Financial Hardship / Making History / Stories

Rene A-P (Allen), 28, & Gabriela A-P (Sophy), 30, Pomona, CA, Born in Mexico

renegabyAllen and Sophy gave themselves new names to signify their new lives as they escaped starvation, violence, their father’s death and their mother’s abandonment. Orphaned, on their own as young teens, they felt that their only way out of poverty and hopelessness was to make the hazardous journey across the border to the U.S. They had worked to survive since they were children, so getting an education was never really a possibility. They came to the States in 1999 with nothing except their own determination to find a better life. Connecting with some distant family in New York, they found their lives basically unchanged — still filled with hardship and poverty — working full-time for poor wages in harsh conditions. They had come so far for what appeared to be nothing.
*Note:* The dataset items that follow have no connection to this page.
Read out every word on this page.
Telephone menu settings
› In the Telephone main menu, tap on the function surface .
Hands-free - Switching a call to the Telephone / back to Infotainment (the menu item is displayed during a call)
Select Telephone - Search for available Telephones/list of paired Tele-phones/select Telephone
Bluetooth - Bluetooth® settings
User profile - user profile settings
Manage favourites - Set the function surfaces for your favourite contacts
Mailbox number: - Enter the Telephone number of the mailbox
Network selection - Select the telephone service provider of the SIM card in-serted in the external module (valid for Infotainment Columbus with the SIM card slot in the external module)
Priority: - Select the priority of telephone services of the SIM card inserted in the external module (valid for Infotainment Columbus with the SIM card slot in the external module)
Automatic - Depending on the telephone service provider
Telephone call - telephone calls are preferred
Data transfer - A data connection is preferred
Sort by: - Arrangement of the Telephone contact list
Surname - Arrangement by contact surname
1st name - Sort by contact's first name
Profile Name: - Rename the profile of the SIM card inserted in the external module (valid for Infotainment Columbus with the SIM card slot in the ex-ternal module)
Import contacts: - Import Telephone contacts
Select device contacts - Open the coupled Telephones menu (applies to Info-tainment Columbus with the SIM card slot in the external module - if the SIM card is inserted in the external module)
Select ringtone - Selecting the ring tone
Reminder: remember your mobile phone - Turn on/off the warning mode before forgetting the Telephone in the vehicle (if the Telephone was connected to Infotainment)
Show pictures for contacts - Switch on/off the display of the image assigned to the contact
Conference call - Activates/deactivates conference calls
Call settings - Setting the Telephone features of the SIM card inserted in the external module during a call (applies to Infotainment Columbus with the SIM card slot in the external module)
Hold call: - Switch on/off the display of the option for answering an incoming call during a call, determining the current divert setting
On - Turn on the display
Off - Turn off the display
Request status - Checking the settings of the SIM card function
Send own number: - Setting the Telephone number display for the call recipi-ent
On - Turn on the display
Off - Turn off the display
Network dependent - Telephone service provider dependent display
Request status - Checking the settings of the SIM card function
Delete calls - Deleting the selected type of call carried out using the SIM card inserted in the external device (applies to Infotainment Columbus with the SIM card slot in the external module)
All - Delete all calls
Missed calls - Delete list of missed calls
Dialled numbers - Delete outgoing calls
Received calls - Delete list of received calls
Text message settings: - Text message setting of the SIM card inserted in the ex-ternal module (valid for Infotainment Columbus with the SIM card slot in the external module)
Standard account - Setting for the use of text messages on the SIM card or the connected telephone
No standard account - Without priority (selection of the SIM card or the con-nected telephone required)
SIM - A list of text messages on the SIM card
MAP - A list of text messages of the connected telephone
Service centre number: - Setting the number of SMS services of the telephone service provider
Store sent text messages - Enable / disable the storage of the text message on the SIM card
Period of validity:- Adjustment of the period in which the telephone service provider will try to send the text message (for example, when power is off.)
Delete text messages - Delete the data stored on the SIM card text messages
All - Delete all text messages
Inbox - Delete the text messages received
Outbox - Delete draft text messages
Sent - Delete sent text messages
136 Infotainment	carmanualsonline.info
Desperate for a change, Sophy contacted an acquaintance in California, Brian Roge Fonteyn, the son of a former neighbor for whom they worked when growing up in Mexico. It was a cross-country move that would change the lives of Allen and Sophy. Fonteyn’s kindness opened up a whole new world. He gave them a place to live, home-schooled them in English and enrolled them at Mt. San Antonio Community College, where they took every class they could. Sophy later transferred to Cal State L.A. and Allen went to UC Irvine. They worked their way through school as tutors and mentors and took advantage of every opportunity, including applying for DACA. They had a hard time getting into university because they didn’t attend high school. In California, AB 540 extends in-state tuition and provides eligibility for state financial aid to those completing three years and graduating from high school, regardless of immigration status. Allen and Sophy were finally able to get tuition fees waved when they qualified for AB 540 as exceptions. More help with college came from UC’s Blue and Gold Opportunity Plan for Allen and the California Dream Act for Sophy.

Having just graduated college, Sophy and Allen will work for a year to save money for graduate school. Sophy plans to pursue a career in social work. As an orphan, she feels she must help other children and earned her degree in child development and worked as a peer mentor/advisor at her university’s EOP/Dreamers Resource Center. Allen intends to work in the medical field, eventually as a doctor in underserved communities here and around the world. At UC Irvine, Allen worked as a peer mentor at the campus student outreach and retention center and co-chaired DREAMS UCI, an organization supporting undocumented students.

Both Sophy and Allen credit their adopted dad, Brian Fonteyn, with their survival and success. They believe they have to do for others what he did for them – open their hearts, spread kindness and provide opportunity. The one core value that has sustained them since childhood is tenacity, never giving up. And they’re not giving up on the hope that one day soon the U.S. will recognize the human rights of Undocumented Americans, who make this country greater and stronger by fulfilling and revitalizing the American Dream.